La TREC es eficaz en una amplia variedad de cuadros, pero brilla especialmente cuando el malestar se sostiene en creencias rígidas y exigentes sobre uno mismo, los demás o la vida.
Indicaciones donde la TREC es particularmente útil:
- Perfeccionismo y autoexigencia disfuncional: "tengo que hacerlo perfecto", "no puedo cometer errores". Muy frecuente en cuadros de ansiedad, depresión y burnout profesional.
- Baja tolerancia a la frustración: dificultad extrema para gestionar contrariedades, esperas o malestar. Componente clave en muchas adicciones, conductas impulsivas y trastornos del control de impulsos.
- Ira y problemas de regulación emocional: cuando la rabia se dispara por demandas absolutas hacia los demás ("no debería tratarme así") o hacia uno mismo.

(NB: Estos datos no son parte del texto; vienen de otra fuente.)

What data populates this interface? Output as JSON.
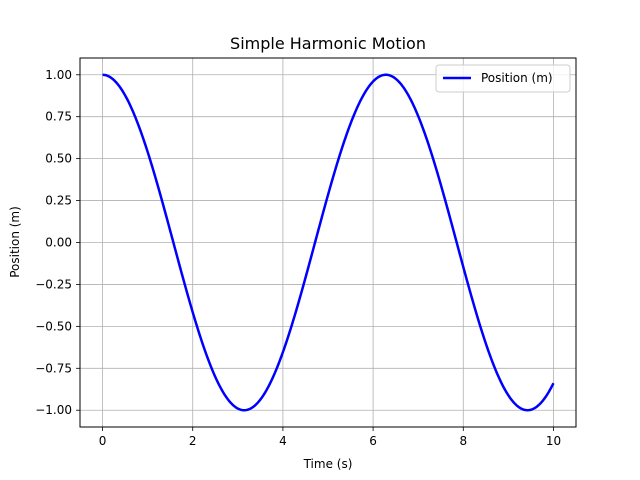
{
  "chart_data": {
    "type": "line",
    "title": "Simple Harmonic Motion",
    "xlabel": "Time (s)",
    "ylabel": "Position (m)",
    "xlim": [
      -0.5,
      10.5
    ],
    "ylim": [
      -1.1,
      1.1
    ],
    "xticks": [
      0,
      2,
      4,
      6,
      8,
      10
    ],
    "yticks": [
      -1.0,
      -0.75,
      -0.5,
      -0.25,
      0.0,
      0.25,
      0.5,
      0.75,
      1.0
    ],
    "xtick_labels": [
      "0",
      "2",
      "4",
      "6",
      "8",
      "10"
    ],
    "ytick_labels": [
      "−1.00",
      "−0.75",
      "−0.50",
      "−0.25",
      "0.00",
      "0.25",
      "0.50",
      "0.75",
      "1.00"
    ],
    "grid": true,
    "legend_position": "top-right",
    "series": [
      {
        "name": "Position (m)",
        "color": "#0000ff",
        "x": [
          0,
          0.5,
          1,
          1.5,
          2,
          2.5,
          3,
          3.5,
          4,
          4.5,
          5,
          5.5,
          6,
          6.5,
          7,
          7.5,
          8,
          8.5,
          9,
          9.5,
          10
        ],
        "y": [
          1.0,
          0.878,
          0.54,
          0.071,
          -0.416,
          -0.801,
          -0.99,
          -0.936,
          -0.654,
          -0.211,
          0.284,
          0.709,
          0.96,
          0.977,
          0.754,
          0.347,
          -0.146,
          -0.602,
          -0.911,
          -0.997,
          -0.839
        ]
      }
    ]
  }
}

- Ansiedad anticipatoria y catastrofismo: patrones donde el sufrimiento principal viene de imaginar lo peor y considerarlo "insoportable".
- Procrastinación y bloqueos: cuando subyace un miedo al fracaso o a la imperfección que paraliza la acción.
- Problemas de autoestima y autoexigencia: el concepto de autoaceptación incondicional (aceptarse como persona independientemente de los logros o errores) es uno de los aportes más distintivos de la TREC.
- Crisis vitales y duelos complicados: cuando la persona "no acepta" lo que ha pasado y eso bloquea la elaboración.
- Adicciones y conductas compulsivas: tanto en la fase activa (lidiar con el craving) como en mantenimiento (gestión de recaídas y autoexigencia).
Es también muy útil en personas que buscan resultados rápidos y un trabajo activo, ya que el modelo ABC es sencillo de entender y aplicar entre sesiones desde las primeras semanas. En la primera consulta valoramos si la TREC es la indicación principal o si se combinará con otros enfoques (TCC clásica, ACT, terapia sistémica) según tu caso concreto.